To natychmiast się spełnia i niezależnie
od tego jak bardzo to jest piękne,
I prawie natychmiast wywołuje pewne reperkusje w
innych wymiarach.
Tam nie byłoby oddzielenia, ale tylko taka ciągłość,
Nie było podziału na czas i
przestrzeń, to co wtedy?
Można to też porównać do tablicy z jakimś tam kreślarskim projektem,
Czy wzorem na robótkę na drutach, gdy mamy czas do zastanowienia.
Podobnie jak ta wspinaczka z samym sobą, a więc:
Świata się nie zmieni bo to nasze postrzeganie,
Zmień postrzeganie a jego rezultaty się pojawią.
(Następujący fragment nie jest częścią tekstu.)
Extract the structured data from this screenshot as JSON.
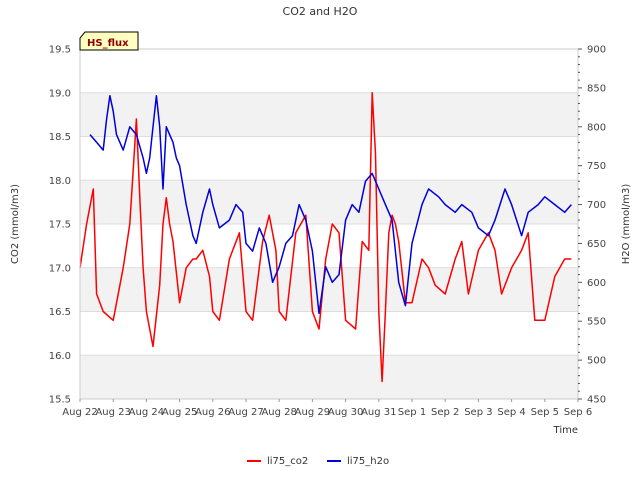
{
  "chart_data": {
    "type": "line",
    "title": "CO2 and H2O",
    "xlabel": "Time",
    "ylabel_left": "CO2 (mmol/m3)",
    "ylabel_right": "H2O (mmol/m3)",
    "badge": "HS_flux",
    "x_tick_labels": [
      "Aug 22",
      "Aug 23",
      "Aug 24",
      "Aug 25",
      "Aug 26",
      "Aug 27",
      "Aug 28",
      "Aug 29",
      "Aug 30",
      "Aug 31",
      "Sep 1",
      "Sep 2",
      "Sep 3",
      "Sep 4",
      "Sep 5",
      "Sep 6"
    ],
    "x_range_days": [
      0,
      15
    ],
    "y_left_ticks": [
      "15.5",
      "16.0",
      "16.5",
      "17.0",
      "17.5",
      "18.0",
      "18.5",
      "19.0",
      "19.5"
    ],
    "y_left_range": [
      15.5,
      19.5
    ],
    "y_right_ticks": [
      "450",
      "500",
      "550",
      "600",
      "650",
      "700",
      "750",
      "800",
      "850",
      "900"
    ],
    "y_right_range": [
      450,
      900
    ],
    "grid": true,
    "legend_position": "bottom-center",
    "colors": {
      "li75_co2": "#ff0000",
      "li75_h2o": "#0000dd",
      "band": "#f2f2f2",
      "badge_bg": "#ffffc0"
    },
    "series": [
      {
        "name": "li75_co2",
        "axis": "left",
        "x": [
          0.0,
          0.2,
          0.4,
          0.5,
          0.7,
          1.0,
          1.3,
          1.5,
          1.7,
          1.8,
          1.9,
          2.0,
          2.2,
          2.4,
          2.5,
          2.6,
          2.7,
          2.8,
          3.0,
          3.2,
          3.4,
          3.5,
          3.7,
          3.9,
          4.0,
          4.2,
          4.5,
          4.8,
          5.0,
          5.2,
          5.5,
          5.7,
          5.9,
          6.0,
          6.2,
          6.5,
          6.8,
          7.0,
          7.2,
          7.4,
          7.6,
          7.8,
          8.0,
          8.3,
          8.5,
          8.7,
          8.8,
          8.9,
          9.0,
          9.1,
          9.2,
          9.3,
          9.4,
          9.5,
          9.6,
          9.8,
          10.0,
          10.3,
          10.5,
          10.7,
          11.0,
          11.3,
          11.5,
          11.7,
          12.0,
          12.3,
          12.5,
          12.7,
          13.0,
          13.3,
          13.5,
          13.7,
          14.0,
          14.3,
          14.6,
          14.8
        ],
        "values": [
          17.0,
          17.5,
          17.9,
          16.7,
          16.5,
          16.4,
          17.0,
          17.5,
          18.7,
          17.8,
          17.0,
          16.5,
          16.1,
          16.8,
          17.5,
          17.8,
          17.5,
          17.3,
          16.6,
          17.0,
          17.1,
          17.1,
          17.2,
          16.9,
          16.5,
          16.4,
          17.1,
          17.4,
          16.5,
          16.4,
          17.3,
          17.6,
          17.2,
          16.5,
          16.4,
          17.4,
          17.6,
          16.5,
          16.3,
          17.1,
          17.5,
          17.4,
          16.4,
          16.3,
          17.3,
          17.2,
          19.0,
          18.3,
          16.5,
          15.7,
          16.5,
          17.4,
          17.6,
          17.5,
          17.3,
          16.6,
          16.6,
          17.1,
          17.0,
          16.8,
          16.7,
          17.1,
          17.3,
          16.7,
          17.2,
          17.4,
          17.2,
          16.7,
          17.0,
          17.2,
          17.4,
          16.4,
          16.4,
          16.9,
          17.1,
          17.1
        ]
      },
      {
        "name": "li75_h2o",
        "axis": "right",
        "x": [
          0.3,
          0.5,
          0.7,
          0.8,
          0.9,
          1.0,
          1.1,
          1.3,
          1.5,
          1.7,
          1.9,
          2.0,
          2.1,
          2.2,
          2.3,
          2.4,
          2.5,
          2.6,
          2.7,
          2.8,
          2.9,
          3.0,
          3.2,
          3.4,
          3.5,
          3.7,
          3.9,
          4.0,
          4.2,
          4.5,
          4.7,
          4.9,
          5.0,
          5.2,
          5.4,
          5.6,
          5.8,
          6.0,
          6.2,
          6.4,
          6.6,
          6.8,
          7.0,
          7.2,
          7.4,
          7.6,
          7.8,
          8.0,
          8.2,
          8.4,
          8.6,
          8.8,
          9.0,
          9.2,
          9.4,
          9.6,
          9.8,
          10.0,
          10.3,
          10.5,
          10.8,
          11.0,
          11.3,
          11.5,
          11.8,
          12.0,
          12.3,
          12.5,
          12.8,
          13.0,
          13.3,
          13.5,
          13.8,
          14.0,
          14.3,
          14.6,
          14.8
        ],
        "values": [
          790,
          780,
          770,
          810,
          840,
          820,
          790,
          770,
          800,
          790,
          760,
          740,
          760,
          800,
          840,
          800,
          720,
          800,
          790,
          780,
          760,
          750,
          700,
          660,
          650,
          690,
          720,
          700,
          670,
          680,
          700,
          690,
          650,
          640,
          670,
          650,
          600,
          620,
          650,
          660,
          700,
          680,
          640,
          560,
          620,
          600,
          610,
          680,
          700,
          690,
          730,
          740,
          720,
          700,
          680,
          600,
          570,
          650,
          700,
          720,
          710,
          700,
          690,
          700,
          690,
          670,
          660,
          680,
          720,
          700,
          660,
          690,
          700,
          710,
          700,
          690,
          700
        ]
      }
    ]
  },
  "legend": {
    "items": [
      "li75_co2",
      "li75_h2o"
    ]
  }
}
Wizje tzw. świętych, to nic innego jak wymysły umysłu,
I razem z niebem i piekłem, chyba, że na własne życzenie.
/to już co innego i inna bajka postrzegania/
I razem z niebem i piekłem, chyba, że na własne życzenie.
/to już co innego i inna bajka postrzegania/
'Kiedyś gdy czytałam Biblię fragmentami to - nuda.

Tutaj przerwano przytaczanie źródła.